5. He was a bit of a prankster

Though he’s now viewed as a literary heavyweight, Old Charlie D was known to let his hair down now and again. On one occasion, while trying to impress his future wife Catherine, he leapt through the window of her family home while dressed as a sailor and performed a vigorous hornpipe dance before leaping out again. He then entered the house through the front door, dressed normally, and never mentioned it. Top bantz!

6. If you knew him you might end up in a book

Though Dickens displayed plenty of imagination and flights of fancy when he was writing his novels, he did use incidents, and people, from his own life as well. He knew someone at the label factory called Bob Fagin and later used the name in Oliver Twist. Sam Weller in Pickwick Papers was named after his childhood nurse Mary Weller. And Bob Cratchit, the underpaid clerk in A Christmas Carol, earned the same wage that Dickens did when he worked as a lowly clerk in a lawyer’s office.

7. You wouldn’t find the name “Charles Dickens” on his early books

A young Daniel Radcliffe as David Copperfield, Dickens' semi-autobiographical character

Dickens didn’t even want to be a writer, he had ambitions to be an actor, but he caught a cold on the day of his acting audition and missed his big break. So instead, he became a reporter in Parliament. It’s thought that Charles was determined to make his stories stand out in the newspaper, so he wrote them using the unusual pen-name of “Boz”, a family nickname. And it was this name that appeared on the cover when his first novels were published.

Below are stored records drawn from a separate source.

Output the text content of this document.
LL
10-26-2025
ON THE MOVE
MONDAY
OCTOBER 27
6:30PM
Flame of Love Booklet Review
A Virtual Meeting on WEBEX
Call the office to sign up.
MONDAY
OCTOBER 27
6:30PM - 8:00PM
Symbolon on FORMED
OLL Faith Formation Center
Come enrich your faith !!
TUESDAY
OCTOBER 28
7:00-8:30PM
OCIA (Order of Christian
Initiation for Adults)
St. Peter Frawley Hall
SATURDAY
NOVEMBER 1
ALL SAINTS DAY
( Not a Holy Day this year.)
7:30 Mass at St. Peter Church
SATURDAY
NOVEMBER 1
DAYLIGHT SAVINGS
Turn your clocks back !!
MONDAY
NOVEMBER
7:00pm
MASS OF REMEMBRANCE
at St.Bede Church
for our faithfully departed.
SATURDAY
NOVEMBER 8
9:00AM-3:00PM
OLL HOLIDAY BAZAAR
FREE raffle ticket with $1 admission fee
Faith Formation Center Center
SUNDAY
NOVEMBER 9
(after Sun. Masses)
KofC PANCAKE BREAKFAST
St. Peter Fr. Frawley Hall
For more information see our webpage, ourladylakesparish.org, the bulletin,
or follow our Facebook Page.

8. He was binge-worthy before bingeing was a thing

Most of Dickens’s work wasn’t published in book form at first, but appeared in instalments in magazines. Often the style of the story would change from episode to episode as the story developed. But Dickens made sure his readers were gripped by giving each instalment an exciting, cliffhanger ending. Fans would get so wrapped up in the story that American readers would line up at the docks, waiting for ships from England, so they could ask the passengers what happened next in a particular tale. Spoiler alert!

9. He was a very modern celebrity

Like the famous people of today, Dickens had to deal with quite a bit of personal scandal in his life. While he was still married, he started having an affair with an actress called Ellen Ternan. A piece of jewellery he was planning to send to his new girlfriend was accidentally delivered to his wife instead. Totes, as they say, awks. Dickens’s behaviour towards his wife damaged his “personal brand” in the eyes of his fans.

10. He was like an early rock star

Despite the setbacks in his personal life, Dickens was hugely popular, especially in America where he would frequently take to the road and go on tour. Fans of Charles would sleep on mattresses outside the venues where he was appearing to make sure they got a seat. Dickens made a massive amount of money from these tours, but the energy he would put into each of these gigs would leave him exhausted.

Dickens' phobia

11. He had a fear of trains

Dickens was involved in a tragic accident when the train he was travelling on plunged off a bridge.

In 1865, Dickens was involved in a tragic accident when the train he was travelling on plunged off a bridge. Charles managed to escape serious injury and helped the other passengers, comforting the dying before rescuers arrived. He also went back into the train to grab his unfinished manuscript for Our Mutual Friend which he’d left in the carriage. He avoided travelling in trains for the rest of his life. He also avoided appearing at the inquest investigating the crash, as he’d been travelling with his mistress at the time.

12. He left the ultimate cliffhanger

Dickens died, at the age of 58, in 1870. At the time he had been working on a whodunnit novel, The Mystery of Edwin Drood, which soon became a mystery in itself. Only half the book had been written and Dickens left no clue as to how the novel should conclude. Many writers and Dickens fans have offered theories on how the story should end.